Even as the Mellon deal was occupying the attention of most industry observers, there was further evidence of significant change this week, though less visible to anyone who hadn't bothered to read between the lines of small print.
To suggest that this other sign of change ranks with the impact of Mellon's likely entry into the state would be an overstatement. Nonetheless, it can be said that an announcement by Citizens Bancorp this week has some historical significance as well as implications for the future -- implications for the bank as well as the industry in Maryland.
Nearly 60 years after it was founded, and four months after being hit with a discrimination suit by the Equal Employment Opportunity Commission, Citizens announced the appointment of the first minority member to its board.
Officials of the Riverdale bank insist that the appointment of James R. Fridie, a biochemist and information analyst, is in no way connected with the suit, which alleges discrimination in hiring and promotion practices. There probably is no connection between the appointment and the EEOC suit. The EEOC has not been informed of the new appointment, according to a spokeswoman, and the suit against Citizens is "still in the discovery process."
As for Citizens, Chairman Alfred H. Smith "had been actively looking for some time to put a qualified minority on the board," according to a spokesman. The opportunity to fulfill that goal arose when Philip Lustine, a former member of Citizens' board and local auto dealer, died, according to the announcement of Fridie's appointment.
Even though both sides either have implied or stated unequivocally that Citizens' choice of a new director is immaterial to the EEOC suit, this development can't be entirely divorced from allegations made by the agency last fall and the climate in which they were made.
The suit against Citizens alleges that the bank "discriminated against blacks and other minorities as a class" in hiring, job assignments and promotions. An agency official accused the bank of engaging in "systemic" patterns of discrimination, which "began at the top and trickled down."
Another EEOC official, in an attempt to explain the agency's action in singling out Citizens, noted: "We look at the things that other banks in the area are doing, such as are they having problems hiring women and minorities."
It must be assumed from that that the EEOC concluded that other Maryland banks aren't having problems hiring women and minorities.
Indeed, they may not be having problems in that regard.
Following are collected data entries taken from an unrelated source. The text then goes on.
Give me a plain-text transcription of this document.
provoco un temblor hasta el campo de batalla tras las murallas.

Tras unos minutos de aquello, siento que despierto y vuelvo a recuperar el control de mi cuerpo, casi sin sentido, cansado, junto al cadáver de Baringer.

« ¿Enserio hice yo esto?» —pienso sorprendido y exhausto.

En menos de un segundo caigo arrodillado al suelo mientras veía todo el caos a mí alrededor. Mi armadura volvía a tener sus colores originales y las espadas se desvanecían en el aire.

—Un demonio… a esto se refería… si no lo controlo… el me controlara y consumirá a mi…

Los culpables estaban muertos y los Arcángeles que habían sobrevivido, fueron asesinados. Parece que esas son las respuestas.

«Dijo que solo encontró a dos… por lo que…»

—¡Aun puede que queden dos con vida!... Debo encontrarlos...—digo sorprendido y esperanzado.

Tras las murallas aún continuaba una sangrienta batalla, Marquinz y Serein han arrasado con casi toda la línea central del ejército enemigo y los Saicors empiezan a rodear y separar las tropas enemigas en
But a comparison of other aspects of equal employment opportunities would show Citizens' record isn't unique. The EEOC would be hard-pressed, for example, to make a case that Citizens' competitors have compiled enviable records in promoting blacks and other minorities to senior management positions. The agency's task would be equally difficult if it sought to show that other banks in the area have sought diligently to appoint women and minorities to their boards.
Under Smith, who has been chairman for 40 years, and a tightly woven circle of conservative businessmen and farmers -- most of them, fixtures on the board for years -- Citizens has grown from a small rural bank to the state's seventh largest, and a strong competitor in a largely affluent suburban market. "I don't know about the other banks," Smith remarked in an interview two years ago. "I let them run their business and I kind of hoe my own row."
The decision to name a minority to Citizens' board at this juncture reflects that philosophy to some degree. Smith and his colleagues know Fridie's appointment won't cause the EEOC to pull back. Citizens will have to prove that its hiring and promotion practices have improved.
With a minority sitting on the board, ostensibly in a position to influence policy, Citizens and the new director have an opportunity to erase the negative image projected by the EEOC by effecting improvements in hiring and promotion policies. They can do better than deny the EEOC's allegation that "discrimination began at the top and trickled down." They can refute it.
If not, then the bank runs the risk of being accused of electing a token and a figurehead to the board.
In the meantime, Citizens' appointment of a minority to its board makes it unique among most of its peers in the state. While that may not be relevant to the EEOC, it should be for other banks in Maryland. Before too long, they may be forced to pick up their hoes and follow Smith.